My aunt is a super sharp lady. She was an IT professional back in the day. She called me in a panic about 2 months ago about this same thing. She had seen a charge of $500 show up in paypal for bitcoin. What it wasn't clear to her at the time was that it had been declined by paypal. Basically someone had got her email, guessed it was the same one she used for paypal, and sent a money request which paypal denied.
So she had received an official email from paypal about the transaction, but it wasn't super clear that it had been denied. She logged into paypal and saw the canceled charge listed in the activity window and it had a comment on it with a phone number. The comment said something to effect of 'if you think this charge was made in error, please call this number'. Still in a panic, she called and wound up talking to the high pressure fraud people that are on the end of everyone one of these schemes.

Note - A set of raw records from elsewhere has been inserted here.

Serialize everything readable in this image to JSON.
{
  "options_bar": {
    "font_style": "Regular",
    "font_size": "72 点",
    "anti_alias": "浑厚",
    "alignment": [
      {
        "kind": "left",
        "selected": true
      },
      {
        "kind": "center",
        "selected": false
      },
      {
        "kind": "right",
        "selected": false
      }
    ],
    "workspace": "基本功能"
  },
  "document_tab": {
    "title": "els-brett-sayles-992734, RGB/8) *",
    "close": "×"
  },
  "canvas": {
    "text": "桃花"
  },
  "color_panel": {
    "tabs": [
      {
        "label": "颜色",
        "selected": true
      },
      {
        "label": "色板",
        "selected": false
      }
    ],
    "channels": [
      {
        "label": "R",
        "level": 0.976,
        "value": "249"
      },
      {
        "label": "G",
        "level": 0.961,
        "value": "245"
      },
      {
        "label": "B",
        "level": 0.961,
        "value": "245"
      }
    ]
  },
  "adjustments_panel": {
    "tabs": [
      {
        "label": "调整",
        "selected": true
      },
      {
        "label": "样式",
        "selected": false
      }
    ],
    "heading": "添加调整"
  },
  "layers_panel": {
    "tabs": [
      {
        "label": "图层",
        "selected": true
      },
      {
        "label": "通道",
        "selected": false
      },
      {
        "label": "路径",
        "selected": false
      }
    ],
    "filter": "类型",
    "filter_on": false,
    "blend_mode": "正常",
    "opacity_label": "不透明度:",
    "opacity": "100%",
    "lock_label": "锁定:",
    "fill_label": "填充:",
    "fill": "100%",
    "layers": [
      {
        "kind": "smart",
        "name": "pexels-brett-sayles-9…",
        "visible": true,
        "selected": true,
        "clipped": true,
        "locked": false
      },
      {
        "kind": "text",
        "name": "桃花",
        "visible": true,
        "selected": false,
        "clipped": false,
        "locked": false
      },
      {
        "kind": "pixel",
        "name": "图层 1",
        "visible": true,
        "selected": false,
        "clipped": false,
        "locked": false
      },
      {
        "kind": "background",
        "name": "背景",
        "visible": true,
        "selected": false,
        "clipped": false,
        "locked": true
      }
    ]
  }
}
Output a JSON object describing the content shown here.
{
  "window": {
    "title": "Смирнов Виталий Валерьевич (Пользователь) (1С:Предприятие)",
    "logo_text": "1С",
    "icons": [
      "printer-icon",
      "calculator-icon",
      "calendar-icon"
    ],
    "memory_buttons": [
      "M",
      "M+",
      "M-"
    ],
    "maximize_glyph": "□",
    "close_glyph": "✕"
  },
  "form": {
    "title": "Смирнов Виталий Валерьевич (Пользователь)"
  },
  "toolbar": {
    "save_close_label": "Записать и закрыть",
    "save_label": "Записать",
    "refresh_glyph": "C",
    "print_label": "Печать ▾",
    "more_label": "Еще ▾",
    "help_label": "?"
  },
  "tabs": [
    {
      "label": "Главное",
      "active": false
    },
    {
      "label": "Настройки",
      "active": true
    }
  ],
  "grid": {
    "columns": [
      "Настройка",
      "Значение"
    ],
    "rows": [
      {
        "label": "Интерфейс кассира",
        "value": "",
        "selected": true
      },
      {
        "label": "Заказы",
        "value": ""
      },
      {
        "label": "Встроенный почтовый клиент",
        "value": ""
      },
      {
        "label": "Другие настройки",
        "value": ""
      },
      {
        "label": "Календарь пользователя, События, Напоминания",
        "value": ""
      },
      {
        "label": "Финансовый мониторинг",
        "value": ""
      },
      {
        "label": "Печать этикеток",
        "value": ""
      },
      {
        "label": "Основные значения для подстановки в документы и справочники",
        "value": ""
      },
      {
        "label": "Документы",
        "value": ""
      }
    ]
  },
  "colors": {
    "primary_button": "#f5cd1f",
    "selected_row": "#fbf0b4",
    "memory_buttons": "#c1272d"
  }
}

They got her to a website and had her click a link to download a form that they wanted her to fill out. She was working through it and the 2nd or 3rd line had a question about bank account info. She was already on edge and that pushed her over. She told them she needed to call 'a friend' and put them on hold and called me. I told her to hang up immediately, get on a different computer and change her paypal password. After she'd hung up on them, we talked again and got her computer scanned and found some TeamViewer type app that had been installed so they could watch her screen as she filled out that form.
It was really stressful for her, and could have been much worse. Luckily nothing bad seems to have happened, but could have easily been much worse. The level of sophistication was what was shocking to me. They figured out how to get an official email from paypal to deliver their sketchy phone number. Be careful out there and never call or click something that seems sketchy.